The obvious struck her. “How did you know that Fanta was asking about the Golly property in Town of Leavings?”
“What?”
“The emails you’ve been sending me. Aren’t you Oppo?”
“Emails? What are you talking about?”
“You won’t lose your job, Denise. Trust me, by tomorrow Rickreiner won’t be running for sheriff anymore. And thank you for the tips. I’m putting it all together.”
The sheriff turned on her headlights and the air exploded with insects, a billion motes of alien energy hopping and swirling and flowing over the Charger, ticking its surfaces like hail.
“Heidi,” Denise said, “check behind your ear for a tampon.”
* * *
At home, Harley met her cheerfully in the front yard and towed her into the porch light to show her the first good news she had seen all day: two sealed white business envelopes that read in scrawly blue crayon from taylor kick.
“He did it, hon! These are his apologies for pushing people at the pool yesterday. This one is for Dylan and Grammy Belle.”
To this envelope, Taylor had attached a red T. rex sticker—favorite color, favorite creature.
“And, of course, this one.”
To the envelope for Becky Rilke-Rickreiner and her boy he had affixed a sticker of a green germ.
“That’s hardball right there,” her husband joked. “He might have a future in politics.”
She put her forehead against his thick chest and listened to his heartbeat.
“Oh, God, Harley.”
“What?”
“Rumors.”
“Of course. What now?”
“You’re snipped.”
“I’m what? Oh, snipped. The hell I am. But so?”
“And I’m pregnant.”
He froze for a moment. Then he pushed her out to arm’s length and looked into her face.
“Are you?”
She had no idea what she would say until her voice came out and she heard herself spackling over the truth. “Harley, it’s a perfect rumor. Don’t you see how it wo
rks? You don’t want more kids because the ones we have already are so bad. Meanwhile, Sheriff Mommy is a fraud and a whore, having an affair with her handsome Latino deputy. Launch that from a barstool and it travels at the speed of light around the gossip universe. You and I are the last to know, of course. But guess where I heard it.”
His chin dropped.
“Mom, right? I’m sorry.”
“Yeah,” she said. “And as always, she has only the best sources.”

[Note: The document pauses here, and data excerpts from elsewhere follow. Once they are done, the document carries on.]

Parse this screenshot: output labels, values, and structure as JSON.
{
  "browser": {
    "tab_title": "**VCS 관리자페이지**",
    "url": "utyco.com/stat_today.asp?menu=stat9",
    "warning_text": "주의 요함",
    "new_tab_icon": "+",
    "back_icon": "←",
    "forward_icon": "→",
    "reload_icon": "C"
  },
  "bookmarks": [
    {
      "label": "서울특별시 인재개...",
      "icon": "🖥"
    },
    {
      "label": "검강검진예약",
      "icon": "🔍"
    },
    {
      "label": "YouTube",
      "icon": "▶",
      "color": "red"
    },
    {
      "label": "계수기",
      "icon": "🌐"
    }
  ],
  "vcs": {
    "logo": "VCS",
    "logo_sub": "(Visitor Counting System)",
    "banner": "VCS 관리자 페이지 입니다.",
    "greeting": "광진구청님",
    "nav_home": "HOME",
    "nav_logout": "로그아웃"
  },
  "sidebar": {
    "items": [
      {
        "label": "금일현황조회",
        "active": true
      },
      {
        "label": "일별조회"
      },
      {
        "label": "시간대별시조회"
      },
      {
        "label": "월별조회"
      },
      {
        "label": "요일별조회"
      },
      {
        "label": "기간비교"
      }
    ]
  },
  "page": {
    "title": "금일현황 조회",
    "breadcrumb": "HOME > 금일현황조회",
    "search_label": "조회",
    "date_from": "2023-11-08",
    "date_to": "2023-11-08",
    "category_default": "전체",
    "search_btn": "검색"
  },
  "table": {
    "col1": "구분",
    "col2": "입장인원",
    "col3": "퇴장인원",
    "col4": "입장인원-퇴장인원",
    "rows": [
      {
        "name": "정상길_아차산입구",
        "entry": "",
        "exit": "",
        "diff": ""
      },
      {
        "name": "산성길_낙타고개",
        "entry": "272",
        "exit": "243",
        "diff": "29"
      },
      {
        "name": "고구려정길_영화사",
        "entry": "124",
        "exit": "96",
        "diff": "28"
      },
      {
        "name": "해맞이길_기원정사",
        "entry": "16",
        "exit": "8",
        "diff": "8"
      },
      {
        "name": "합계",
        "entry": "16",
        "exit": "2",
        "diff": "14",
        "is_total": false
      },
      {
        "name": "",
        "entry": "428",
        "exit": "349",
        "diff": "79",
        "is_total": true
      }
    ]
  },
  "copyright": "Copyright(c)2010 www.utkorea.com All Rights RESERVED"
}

“Heidi, I’m sorry. She’s protective. That’s why she believes crap like that.”
“Yeah,” she said, letting go of what had steamed inside her since yesterday, “but let’s not pretend this is not emotional violence by the people spreading the rumors. Let’s not imagine that it doesn’t trickle down to the kids. Play it through the mind of an anxious little boy. Your daddy is sorry that he had you. And your mommy wants a different one of you, and a different Daddy, both. Meanwhile, your beloved sister is off becoming a bigger boy than you will ever be—imagine those rumors, Harley—and all this time everybody keeps saying blah-blah-blah how much they love you.”
She had pushed herself to tears. She had nothing else to say. Harley wrapped her in his arms. Then he turned her body surely and gently, her perfectly practiced lover, until they were shoulder to shoulder, and in that embrace her husband walked her around the corner of the house, where by the light from the family room window Dylan and Taylor played in their plastic kiddie pool. Father and mother stopped beyond the boys’ sphere of awareness and watched. She wondered if every parent of identical twins saw what she did: completely different people.
“We’re going to be OK,” Harley said.
“I think I need a bite to eat,” she answered him.
“Mom made macaroni salad. You can pick out the green onions, I guess.”
“Then I’m going to drive Taylor to Rickreiner’s place and drop off his apology.”
Harley pulled away and looked at her.
She answered the look. “I know it’s late. I know it’s bedtime. But then he’s clear to go on the field trip tomorrow.”